The smartest companies build these checks into regular internal audits so they’re ahead of the curve, not scrambling to catch up after a 483.

How Atlas Compliance Can Help

For many companies, staying ahead of experienced inspectors like Karapetyan feels like guesswork. Platforms like Atlas Compliance give you the tools to proactively manage risk:

  • Centralized data: Access inspection records, 483s, and warning letters — including those issued by Karapetyan himself.
  • Trend analysis: See which CFRs are trending in citations and benchmark against your peers.
  • AI-driven risk scoring: Understand which areas of your operations are most exposed.
  • Inspector profiling: Prepare for inspections with insights into individual investigator priorities and patterns.
  • Copilot support: Draft CAPAs, summarize findings, and get guidance on next steps.

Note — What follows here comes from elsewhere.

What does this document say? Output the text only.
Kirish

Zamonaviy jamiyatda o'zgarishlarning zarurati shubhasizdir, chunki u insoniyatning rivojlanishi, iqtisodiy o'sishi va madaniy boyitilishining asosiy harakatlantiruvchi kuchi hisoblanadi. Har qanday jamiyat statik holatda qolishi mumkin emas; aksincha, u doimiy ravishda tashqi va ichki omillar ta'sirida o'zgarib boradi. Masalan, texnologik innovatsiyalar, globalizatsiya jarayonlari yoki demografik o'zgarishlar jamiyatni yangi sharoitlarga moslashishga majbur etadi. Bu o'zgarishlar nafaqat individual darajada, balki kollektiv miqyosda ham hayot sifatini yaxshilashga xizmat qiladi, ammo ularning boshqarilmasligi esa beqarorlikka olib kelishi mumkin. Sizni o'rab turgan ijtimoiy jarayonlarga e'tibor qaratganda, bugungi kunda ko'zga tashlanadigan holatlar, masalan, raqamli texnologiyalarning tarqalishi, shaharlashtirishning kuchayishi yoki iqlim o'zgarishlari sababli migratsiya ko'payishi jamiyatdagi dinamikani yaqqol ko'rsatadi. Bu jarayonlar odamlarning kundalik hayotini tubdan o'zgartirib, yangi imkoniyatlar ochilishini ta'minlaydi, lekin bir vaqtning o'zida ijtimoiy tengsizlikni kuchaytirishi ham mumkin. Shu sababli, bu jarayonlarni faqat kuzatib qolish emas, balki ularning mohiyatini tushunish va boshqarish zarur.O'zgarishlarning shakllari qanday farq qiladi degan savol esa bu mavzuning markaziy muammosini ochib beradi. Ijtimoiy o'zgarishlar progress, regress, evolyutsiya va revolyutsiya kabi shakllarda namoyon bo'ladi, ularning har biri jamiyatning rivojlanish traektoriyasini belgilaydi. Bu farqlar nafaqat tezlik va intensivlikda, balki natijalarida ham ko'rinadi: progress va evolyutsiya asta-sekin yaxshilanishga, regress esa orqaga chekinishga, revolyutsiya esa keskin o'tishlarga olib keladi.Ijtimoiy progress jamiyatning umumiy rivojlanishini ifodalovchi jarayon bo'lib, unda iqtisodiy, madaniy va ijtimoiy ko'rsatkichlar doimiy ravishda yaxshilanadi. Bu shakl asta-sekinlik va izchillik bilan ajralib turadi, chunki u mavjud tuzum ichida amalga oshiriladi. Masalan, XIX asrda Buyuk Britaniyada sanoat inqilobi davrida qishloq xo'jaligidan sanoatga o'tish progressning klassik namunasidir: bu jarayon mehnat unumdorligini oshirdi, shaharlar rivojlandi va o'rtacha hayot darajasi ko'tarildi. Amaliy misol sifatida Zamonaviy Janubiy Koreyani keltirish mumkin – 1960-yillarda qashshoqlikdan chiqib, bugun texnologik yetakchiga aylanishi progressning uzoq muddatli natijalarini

By using regulatory intelligence tools, you can turn inspector patterns into proactive action plans and stop treating inspections as surprises.

Final Thoughts

Arsen Karapetyan is just one of many experienced FDA inspectors whose work quietly shapes the compliance landscape. But his inspection history tells a clear and valuable story: too many companies are still struggling with the fundamentals, and the FDA is paying close attention.

Instead of seeing his name on an inspection notice as a reason to worry, treat it as a wake-up call. Use his patterns to strengthen your systems, train your teams, and demonstrate that you’re not just “checking boxes,” but living the principles of GMP every day.

Inspections aren’t pass/fail events — they’re opportunities to validate the strength of your quality culture. And preparation, guided by real-world inspector trends, is what separates companies that succeed from those that scramble.